In raw panic I am desperately looking for the lifeline I believed was there for my thunder and lightening days, but it was never there, Now this Yes is dreaming through me my wildest dreams, appearing as the most clearest Vision, my physical eyes is blurry of tears but my Soul is becoming more and more visible as I embodying this yes and piece by piece my dying illusions of my false self is being absorbed into Wilder Grace. My vista is barren and there is nothing I recognize any more, Raw vulnerability is God Dressed as the Great Unknown , But She had to strip me of my old safety nets and certainties, so I could have the experience have nothing but absolute openness and new eyes. There is a pouring in of all the things I never noticed before. My Long Night of Terror is slowly changing into new morning light never seen before, it is a Golden Light that softens and clarifies, it is fresh green leaves and fragrance of flowers expanding my body and wings into my natural Grandness and my heart is pounding in ways never felt before and my lungs expands and contracting in the rhythm of the embodied Yes.

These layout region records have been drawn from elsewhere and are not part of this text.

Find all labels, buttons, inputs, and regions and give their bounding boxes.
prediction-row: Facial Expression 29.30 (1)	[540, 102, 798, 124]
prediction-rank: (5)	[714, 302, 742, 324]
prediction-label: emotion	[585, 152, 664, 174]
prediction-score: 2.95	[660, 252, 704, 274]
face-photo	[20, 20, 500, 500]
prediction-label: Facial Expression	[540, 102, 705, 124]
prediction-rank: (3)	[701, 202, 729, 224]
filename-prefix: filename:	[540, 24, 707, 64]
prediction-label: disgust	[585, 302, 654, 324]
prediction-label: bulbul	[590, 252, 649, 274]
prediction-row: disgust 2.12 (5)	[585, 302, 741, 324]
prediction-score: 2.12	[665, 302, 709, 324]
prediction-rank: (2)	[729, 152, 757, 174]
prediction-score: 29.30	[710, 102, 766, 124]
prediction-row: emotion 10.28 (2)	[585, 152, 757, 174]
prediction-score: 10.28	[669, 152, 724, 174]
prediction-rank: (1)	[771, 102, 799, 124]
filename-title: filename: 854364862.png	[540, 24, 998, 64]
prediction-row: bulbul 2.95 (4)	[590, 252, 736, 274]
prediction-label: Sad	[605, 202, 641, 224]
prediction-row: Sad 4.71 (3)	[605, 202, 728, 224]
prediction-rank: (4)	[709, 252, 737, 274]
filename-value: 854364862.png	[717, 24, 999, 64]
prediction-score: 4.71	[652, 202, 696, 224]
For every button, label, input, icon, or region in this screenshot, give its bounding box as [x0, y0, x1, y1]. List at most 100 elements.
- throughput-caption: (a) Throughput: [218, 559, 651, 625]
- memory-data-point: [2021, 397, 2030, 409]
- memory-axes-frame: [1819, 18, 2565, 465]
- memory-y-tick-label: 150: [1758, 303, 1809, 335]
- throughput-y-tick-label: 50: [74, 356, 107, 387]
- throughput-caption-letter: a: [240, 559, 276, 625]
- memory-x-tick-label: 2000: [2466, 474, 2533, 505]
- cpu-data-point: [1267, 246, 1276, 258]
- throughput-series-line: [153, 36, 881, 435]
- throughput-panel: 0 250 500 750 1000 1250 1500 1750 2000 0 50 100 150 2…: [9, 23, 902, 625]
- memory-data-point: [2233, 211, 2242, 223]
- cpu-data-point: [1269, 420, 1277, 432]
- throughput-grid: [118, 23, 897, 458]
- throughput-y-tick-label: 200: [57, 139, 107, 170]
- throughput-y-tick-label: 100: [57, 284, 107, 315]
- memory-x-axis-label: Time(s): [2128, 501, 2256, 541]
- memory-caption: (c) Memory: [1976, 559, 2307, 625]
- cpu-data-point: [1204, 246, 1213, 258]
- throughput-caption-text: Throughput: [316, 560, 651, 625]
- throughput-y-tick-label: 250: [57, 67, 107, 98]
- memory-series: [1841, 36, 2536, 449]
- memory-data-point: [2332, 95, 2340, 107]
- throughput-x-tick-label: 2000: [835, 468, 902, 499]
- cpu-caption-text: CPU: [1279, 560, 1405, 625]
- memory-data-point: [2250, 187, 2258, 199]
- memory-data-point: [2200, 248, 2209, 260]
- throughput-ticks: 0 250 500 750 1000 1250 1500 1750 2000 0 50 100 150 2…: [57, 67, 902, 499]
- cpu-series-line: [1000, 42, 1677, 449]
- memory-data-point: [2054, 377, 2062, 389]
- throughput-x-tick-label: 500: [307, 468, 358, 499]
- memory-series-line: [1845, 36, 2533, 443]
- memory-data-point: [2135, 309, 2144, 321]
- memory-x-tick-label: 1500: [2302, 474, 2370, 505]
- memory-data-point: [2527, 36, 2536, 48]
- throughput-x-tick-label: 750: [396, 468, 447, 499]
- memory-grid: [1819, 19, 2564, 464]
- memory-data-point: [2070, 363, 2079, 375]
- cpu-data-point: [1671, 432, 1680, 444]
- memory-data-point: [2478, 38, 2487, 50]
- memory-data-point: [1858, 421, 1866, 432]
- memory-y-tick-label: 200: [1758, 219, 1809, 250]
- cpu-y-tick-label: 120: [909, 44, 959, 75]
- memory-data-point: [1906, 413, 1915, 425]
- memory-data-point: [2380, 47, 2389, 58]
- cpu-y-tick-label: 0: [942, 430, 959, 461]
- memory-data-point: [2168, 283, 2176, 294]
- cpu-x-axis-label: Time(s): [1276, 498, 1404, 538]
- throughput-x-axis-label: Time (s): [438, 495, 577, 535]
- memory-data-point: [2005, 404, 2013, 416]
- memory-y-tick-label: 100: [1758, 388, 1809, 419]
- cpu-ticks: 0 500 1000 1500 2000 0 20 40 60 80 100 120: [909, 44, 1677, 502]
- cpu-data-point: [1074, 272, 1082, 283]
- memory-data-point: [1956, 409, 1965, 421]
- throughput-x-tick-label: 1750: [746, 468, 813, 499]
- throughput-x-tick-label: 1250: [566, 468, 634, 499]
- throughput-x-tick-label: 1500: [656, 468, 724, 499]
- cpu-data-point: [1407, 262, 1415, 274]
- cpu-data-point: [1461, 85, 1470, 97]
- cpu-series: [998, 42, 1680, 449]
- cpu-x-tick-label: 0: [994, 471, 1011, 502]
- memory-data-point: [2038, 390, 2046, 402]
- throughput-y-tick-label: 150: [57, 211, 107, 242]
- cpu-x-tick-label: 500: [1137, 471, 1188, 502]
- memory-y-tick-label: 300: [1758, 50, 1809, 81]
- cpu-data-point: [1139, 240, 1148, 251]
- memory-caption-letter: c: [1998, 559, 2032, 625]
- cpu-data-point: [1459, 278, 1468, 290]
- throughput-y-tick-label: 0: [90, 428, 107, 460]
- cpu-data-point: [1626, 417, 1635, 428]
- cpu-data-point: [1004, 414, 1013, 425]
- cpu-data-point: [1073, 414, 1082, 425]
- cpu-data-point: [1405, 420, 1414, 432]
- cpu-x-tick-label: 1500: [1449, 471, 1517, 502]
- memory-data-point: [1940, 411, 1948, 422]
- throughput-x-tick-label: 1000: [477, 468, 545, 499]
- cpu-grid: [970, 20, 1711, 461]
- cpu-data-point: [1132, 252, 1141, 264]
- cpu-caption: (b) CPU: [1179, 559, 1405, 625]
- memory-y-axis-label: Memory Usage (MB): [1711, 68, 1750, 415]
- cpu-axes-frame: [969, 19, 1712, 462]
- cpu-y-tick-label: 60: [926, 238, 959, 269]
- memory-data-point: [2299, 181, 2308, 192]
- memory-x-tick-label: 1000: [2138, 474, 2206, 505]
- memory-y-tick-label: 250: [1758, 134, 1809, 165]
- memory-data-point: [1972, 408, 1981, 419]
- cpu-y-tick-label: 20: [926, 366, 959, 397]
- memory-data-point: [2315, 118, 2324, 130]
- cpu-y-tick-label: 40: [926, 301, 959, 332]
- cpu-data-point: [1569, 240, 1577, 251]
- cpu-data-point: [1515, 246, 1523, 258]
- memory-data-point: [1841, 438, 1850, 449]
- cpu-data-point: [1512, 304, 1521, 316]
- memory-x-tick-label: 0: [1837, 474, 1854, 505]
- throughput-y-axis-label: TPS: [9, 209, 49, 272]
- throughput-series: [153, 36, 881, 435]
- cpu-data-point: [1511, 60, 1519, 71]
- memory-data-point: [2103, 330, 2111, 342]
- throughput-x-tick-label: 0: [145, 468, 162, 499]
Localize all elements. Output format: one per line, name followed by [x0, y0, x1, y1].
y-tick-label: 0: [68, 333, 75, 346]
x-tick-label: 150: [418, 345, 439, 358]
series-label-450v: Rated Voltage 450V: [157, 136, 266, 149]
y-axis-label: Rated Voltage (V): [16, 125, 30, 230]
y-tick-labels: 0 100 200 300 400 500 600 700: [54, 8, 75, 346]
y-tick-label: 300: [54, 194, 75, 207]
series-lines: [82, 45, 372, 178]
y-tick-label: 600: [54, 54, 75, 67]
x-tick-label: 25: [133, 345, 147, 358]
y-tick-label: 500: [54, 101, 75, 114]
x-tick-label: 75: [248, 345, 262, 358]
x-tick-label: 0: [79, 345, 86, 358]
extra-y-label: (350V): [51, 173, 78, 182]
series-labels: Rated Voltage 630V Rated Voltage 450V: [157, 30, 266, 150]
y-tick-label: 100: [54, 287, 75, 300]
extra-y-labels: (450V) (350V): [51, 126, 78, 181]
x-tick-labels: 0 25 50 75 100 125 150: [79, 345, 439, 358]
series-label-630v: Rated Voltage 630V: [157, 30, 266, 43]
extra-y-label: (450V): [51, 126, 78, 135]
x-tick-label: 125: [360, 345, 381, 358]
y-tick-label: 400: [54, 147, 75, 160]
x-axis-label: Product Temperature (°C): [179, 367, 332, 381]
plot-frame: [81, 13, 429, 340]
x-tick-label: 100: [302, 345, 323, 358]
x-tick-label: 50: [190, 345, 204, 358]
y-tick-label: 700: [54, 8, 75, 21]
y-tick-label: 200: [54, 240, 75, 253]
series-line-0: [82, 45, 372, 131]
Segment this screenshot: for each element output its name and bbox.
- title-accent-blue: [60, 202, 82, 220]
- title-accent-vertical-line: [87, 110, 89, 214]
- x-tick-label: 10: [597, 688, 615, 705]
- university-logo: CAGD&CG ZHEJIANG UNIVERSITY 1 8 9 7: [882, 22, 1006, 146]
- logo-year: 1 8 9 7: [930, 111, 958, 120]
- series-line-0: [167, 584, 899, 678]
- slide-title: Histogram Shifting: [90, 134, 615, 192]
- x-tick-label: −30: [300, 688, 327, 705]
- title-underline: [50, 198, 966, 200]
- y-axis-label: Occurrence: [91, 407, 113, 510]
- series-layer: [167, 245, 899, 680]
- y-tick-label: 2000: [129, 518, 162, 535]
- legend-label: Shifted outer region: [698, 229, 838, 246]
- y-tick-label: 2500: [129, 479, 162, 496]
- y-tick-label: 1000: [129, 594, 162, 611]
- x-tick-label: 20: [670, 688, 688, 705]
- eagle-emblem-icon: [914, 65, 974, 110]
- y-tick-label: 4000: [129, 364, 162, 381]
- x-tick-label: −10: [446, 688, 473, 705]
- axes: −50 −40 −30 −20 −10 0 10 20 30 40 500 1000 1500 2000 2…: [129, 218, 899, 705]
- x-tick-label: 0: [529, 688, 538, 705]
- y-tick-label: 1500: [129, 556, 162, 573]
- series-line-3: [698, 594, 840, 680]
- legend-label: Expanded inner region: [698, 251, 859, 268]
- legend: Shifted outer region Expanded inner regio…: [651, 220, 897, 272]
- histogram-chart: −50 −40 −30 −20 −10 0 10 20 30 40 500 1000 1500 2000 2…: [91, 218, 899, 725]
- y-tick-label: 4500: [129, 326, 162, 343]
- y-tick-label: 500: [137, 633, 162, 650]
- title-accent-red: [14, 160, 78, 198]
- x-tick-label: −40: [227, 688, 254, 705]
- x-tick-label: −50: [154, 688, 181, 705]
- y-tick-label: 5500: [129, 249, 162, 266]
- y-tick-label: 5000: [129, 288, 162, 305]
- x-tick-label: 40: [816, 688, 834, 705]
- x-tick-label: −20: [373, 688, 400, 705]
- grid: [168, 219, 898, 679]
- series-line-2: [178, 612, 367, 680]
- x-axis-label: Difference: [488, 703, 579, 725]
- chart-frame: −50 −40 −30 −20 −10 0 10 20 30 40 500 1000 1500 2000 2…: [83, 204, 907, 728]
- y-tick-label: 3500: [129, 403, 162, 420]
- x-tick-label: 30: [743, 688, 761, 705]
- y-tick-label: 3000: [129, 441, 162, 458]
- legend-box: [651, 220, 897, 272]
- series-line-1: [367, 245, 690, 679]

Oxygen is still coursing through my body and my God Self is working hard behind the scenes holding me up towards The Light while my false royal regalia is being replaced with my true Crown and Golden Throne so I can be brought back into earth again for my new purpose more glorious than I could ever imagine.
My despair, long held and hidden secret I always tried to tame was grief on steroids, now I must see that my deep Grief from long time ago holds its own Joy; Freedom and a softness my entire body has been longing for for a long time. Despair is resignation, my own created long-term forecast for storms, tsunamis and the death of the Sun. Fear rages like a lunatic, spitting acid and I leave my self in a cold greediness and poverty. Embodying The Yes moves me through this Fear and Chaos of the ego. My Heart feels like it is in free fall and I grasp for everything that can keep the old alive so it can fix me and numb the jagged edges. But I can no longer say No to the Yes, this yes shows me my Silence Dignity and The Power of my God Self even when I am in survival mode. Nothing is clear for me any more but this, an larger and higher view has become available, a spaciousness, wonder and the divine gift of my Eternal True Self. This Exclusive and Elegant liberation is embodying The Royal and Sacred Yes and releasing me from my own imprisoned arrogance appearing as responsibilities that was always false but I strongly believe it was me holding the universe together.